Where the Buddha Meets the Road

 

“Suddenly, from the Void.” by Kiley Jon Clark

 

I was alone for the first time in my life. I mean, really alone.

 

Here I was, living in a tiny apartment, because after seventeen years of marriage, she could no longer accept my drinking.

 

I was a good provider. We had the house, cars and grass to mow.  I wasn't there emotionally for her or the kids. I had become my father, I guess. So, one day in early 2005, she just loaded up the kids and left. She got an apartment. I couldn't be in that house without them, so I got an apartment of my own.

 

Learning how to be alone and sober was brutal. Sometimes at night, my body would be so hot, that my sheets would be completely soaked with sweat. If I pulled them off, it was so cold that my teeth chattered. I would hear people arguing outside, but when I'd look, no one was there. Later, I found out that these are called the 'Alcoholic DTs' but at the time, I had no idea what was happening to me.  I did know one thing, however.

 

I knew the meaning of 'loneliness' when no one comes to see you, answers your calls, or invites you over. Your inescapable, Infinite Sadness is too much for anyone to bear. And even your own soul looks at you from across the room and says, 'I wanna flee, man. I gotta go, I can't be around you like this anymore."

 

No wife telling me what to do and no kids running down the hall screaming and spilling things. I had always thought, “I wish everyone would just leave me alone!” And now I had gotten my wish. It was a big, empty, misguided wish for a big empty misguided fool.

 

My chair faced the open window, where I stared out into the hopelessness street, with the hopeless cars, full of hopeless people, and the hopeless birds flying in a hopeless sky...and sometimes at night when the clouds would part, a big sad hopeless moon weeping.
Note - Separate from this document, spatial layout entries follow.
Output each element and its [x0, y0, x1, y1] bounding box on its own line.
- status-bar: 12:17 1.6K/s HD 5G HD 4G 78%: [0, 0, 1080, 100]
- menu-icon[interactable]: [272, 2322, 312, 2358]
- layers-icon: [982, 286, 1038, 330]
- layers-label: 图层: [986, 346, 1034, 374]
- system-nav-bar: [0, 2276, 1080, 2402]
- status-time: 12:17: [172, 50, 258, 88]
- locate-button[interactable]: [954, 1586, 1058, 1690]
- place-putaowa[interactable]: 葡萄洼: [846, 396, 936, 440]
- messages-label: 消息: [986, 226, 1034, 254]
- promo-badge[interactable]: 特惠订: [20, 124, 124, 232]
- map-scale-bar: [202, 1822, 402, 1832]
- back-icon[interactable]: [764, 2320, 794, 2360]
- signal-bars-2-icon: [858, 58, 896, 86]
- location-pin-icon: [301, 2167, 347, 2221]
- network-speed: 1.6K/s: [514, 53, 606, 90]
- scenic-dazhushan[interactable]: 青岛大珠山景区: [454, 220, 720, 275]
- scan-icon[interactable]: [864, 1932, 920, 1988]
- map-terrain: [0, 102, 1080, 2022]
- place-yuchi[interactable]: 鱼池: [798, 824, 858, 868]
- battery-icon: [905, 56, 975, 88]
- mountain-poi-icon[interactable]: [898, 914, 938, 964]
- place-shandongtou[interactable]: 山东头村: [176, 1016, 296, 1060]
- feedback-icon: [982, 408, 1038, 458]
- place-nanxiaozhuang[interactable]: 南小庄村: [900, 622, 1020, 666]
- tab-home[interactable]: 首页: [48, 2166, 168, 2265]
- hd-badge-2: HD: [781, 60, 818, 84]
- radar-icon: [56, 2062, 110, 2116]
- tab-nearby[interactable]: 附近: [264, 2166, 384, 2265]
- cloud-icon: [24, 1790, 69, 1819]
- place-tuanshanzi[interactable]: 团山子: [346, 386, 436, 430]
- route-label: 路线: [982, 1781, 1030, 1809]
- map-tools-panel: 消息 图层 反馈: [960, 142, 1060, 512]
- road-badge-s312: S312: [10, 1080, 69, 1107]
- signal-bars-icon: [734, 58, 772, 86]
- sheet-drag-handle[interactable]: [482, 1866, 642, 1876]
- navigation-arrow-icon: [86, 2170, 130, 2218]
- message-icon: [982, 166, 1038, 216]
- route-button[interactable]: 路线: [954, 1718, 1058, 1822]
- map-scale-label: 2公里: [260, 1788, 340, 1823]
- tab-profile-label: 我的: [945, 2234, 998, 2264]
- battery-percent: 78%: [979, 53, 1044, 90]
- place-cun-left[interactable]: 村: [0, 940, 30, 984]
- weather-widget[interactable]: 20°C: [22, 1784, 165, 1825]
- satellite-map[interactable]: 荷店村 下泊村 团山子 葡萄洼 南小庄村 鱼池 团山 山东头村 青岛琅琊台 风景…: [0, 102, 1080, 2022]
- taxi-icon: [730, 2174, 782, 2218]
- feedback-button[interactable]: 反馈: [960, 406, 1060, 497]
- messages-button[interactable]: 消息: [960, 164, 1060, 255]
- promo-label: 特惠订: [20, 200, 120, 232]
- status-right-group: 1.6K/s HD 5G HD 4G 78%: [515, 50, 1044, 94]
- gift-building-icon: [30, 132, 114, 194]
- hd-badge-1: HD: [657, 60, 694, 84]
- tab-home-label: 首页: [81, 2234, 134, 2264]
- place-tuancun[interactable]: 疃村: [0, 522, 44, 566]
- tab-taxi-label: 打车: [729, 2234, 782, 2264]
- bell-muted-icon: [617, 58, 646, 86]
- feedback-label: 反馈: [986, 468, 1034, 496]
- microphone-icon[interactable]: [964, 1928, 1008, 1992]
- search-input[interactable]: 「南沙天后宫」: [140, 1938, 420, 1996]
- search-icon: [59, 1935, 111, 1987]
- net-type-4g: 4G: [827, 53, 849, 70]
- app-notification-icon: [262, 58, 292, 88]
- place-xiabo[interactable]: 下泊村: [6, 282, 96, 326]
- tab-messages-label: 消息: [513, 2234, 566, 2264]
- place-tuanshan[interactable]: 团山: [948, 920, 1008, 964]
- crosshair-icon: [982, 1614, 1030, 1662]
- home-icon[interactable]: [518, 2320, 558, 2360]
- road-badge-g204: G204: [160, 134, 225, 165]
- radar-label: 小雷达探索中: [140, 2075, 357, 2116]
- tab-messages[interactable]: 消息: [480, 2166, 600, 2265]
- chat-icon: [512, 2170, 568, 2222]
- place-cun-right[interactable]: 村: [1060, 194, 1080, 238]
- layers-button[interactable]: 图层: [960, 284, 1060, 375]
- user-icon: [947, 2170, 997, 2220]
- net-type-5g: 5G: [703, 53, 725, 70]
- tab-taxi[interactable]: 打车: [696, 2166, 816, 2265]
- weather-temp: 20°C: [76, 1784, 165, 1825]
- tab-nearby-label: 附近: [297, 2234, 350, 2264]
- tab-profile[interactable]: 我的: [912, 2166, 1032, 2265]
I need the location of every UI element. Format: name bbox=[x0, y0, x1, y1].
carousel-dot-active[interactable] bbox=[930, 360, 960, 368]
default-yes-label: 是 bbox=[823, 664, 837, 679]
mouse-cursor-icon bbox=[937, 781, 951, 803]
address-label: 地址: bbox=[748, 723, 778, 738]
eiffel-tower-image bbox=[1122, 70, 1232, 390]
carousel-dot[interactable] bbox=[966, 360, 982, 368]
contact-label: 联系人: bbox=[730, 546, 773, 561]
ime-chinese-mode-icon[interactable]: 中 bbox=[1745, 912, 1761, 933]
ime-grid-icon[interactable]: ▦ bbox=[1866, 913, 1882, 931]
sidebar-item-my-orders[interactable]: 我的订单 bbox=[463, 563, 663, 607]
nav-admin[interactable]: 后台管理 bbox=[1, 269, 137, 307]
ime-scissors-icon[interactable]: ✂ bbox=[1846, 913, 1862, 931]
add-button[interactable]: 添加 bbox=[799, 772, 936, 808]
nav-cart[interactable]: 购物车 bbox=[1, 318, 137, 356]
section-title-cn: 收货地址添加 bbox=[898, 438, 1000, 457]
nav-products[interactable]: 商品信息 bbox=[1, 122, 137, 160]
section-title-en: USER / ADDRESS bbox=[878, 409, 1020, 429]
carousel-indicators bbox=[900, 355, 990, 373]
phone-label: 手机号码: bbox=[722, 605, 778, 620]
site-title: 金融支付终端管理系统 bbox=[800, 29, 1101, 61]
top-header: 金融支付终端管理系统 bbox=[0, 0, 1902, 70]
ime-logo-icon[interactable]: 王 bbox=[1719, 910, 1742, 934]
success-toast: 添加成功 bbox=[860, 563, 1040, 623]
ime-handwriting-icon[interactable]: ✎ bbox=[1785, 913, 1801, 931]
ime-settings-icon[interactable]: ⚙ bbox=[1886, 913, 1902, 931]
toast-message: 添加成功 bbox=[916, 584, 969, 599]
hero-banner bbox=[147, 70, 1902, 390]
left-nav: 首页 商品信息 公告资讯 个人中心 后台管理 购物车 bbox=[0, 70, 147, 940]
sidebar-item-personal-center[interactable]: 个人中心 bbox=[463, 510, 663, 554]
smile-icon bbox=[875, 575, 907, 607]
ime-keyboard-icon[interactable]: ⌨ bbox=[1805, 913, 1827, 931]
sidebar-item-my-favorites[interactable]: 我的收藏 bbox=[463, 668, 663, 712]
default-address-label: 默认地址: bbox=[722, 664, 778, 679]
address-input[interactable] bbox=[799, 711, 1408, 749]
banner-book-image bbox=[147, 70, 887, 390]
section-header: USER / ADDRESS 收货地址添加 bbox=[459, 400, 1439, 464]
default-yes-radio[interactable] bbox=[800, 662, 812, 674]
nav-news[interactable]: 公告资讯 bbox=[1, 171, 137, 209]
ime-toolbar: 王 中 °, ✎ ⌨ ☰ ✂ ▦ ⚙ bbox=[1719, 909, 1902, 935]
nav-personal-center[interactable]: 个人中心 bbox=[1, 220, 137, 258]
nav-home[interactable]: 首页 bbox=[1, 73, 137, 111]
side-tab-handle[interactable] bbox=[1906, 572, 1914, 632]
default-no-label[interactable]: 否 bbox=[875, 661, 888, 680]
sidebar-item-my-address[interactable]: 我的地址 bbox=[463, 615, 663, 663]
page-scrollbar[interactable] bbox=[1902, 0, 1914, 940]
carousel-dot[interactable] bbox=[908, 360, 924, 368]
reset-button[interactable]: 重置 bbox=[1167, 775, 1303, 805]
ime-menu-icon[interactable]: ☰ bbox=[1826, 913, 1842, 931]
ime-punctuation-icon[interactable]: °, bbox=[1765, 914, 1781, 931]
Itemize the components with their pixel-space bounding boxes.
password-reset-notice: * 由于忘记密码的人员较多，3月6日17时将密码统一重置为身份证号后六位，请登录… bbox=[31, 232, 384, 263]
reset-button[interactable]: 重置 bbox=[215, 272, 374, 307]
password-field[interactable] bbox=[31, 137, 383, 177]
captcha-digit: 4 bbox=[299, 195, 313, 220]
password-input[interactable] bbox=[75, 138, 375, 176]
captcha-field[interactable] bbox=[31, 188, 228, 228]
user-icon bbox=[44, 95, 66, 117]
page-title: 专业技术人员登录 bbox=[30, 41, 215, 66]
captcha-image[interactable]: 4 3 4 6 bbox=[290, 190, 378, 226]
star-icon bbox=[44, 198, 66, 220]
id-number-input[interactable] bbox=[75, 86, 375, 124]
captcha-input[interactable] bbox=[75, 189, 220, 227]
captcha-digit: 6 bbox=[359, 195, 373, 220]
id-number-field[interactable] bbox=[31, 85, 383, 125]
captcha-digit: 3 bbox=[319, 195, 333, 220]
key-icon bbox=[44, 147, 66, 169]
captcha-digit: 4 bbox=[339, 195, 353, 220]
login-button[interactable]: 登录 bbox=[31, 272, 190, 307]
Wanting to take a sharp object to my wrist, I instead took up a pen and wrote a letter to a Guru, “You must help me, Meaningless Life, Eternal Depression. Only you can help me. Only you can direct my steps back to the Path. Only you can help me cut through this intolerable ignorance. Only you can restore my sanity and show me the Buddha-Nature.” And I signed it, “Groping In the Darkness.”

 

Walking down the barren streets at midnight, I kissed the letter and dropped it into the outgoing mailbox.

 

The next afternoon, to my great surprise, a response had already come.

Although, to my dismay, I soon discovered, that I had written the return address in the wrong place. I had written a letter to the one who could save me, and mailed it to myself.

I had written a letter to the one who could save me, and mailed it to myself.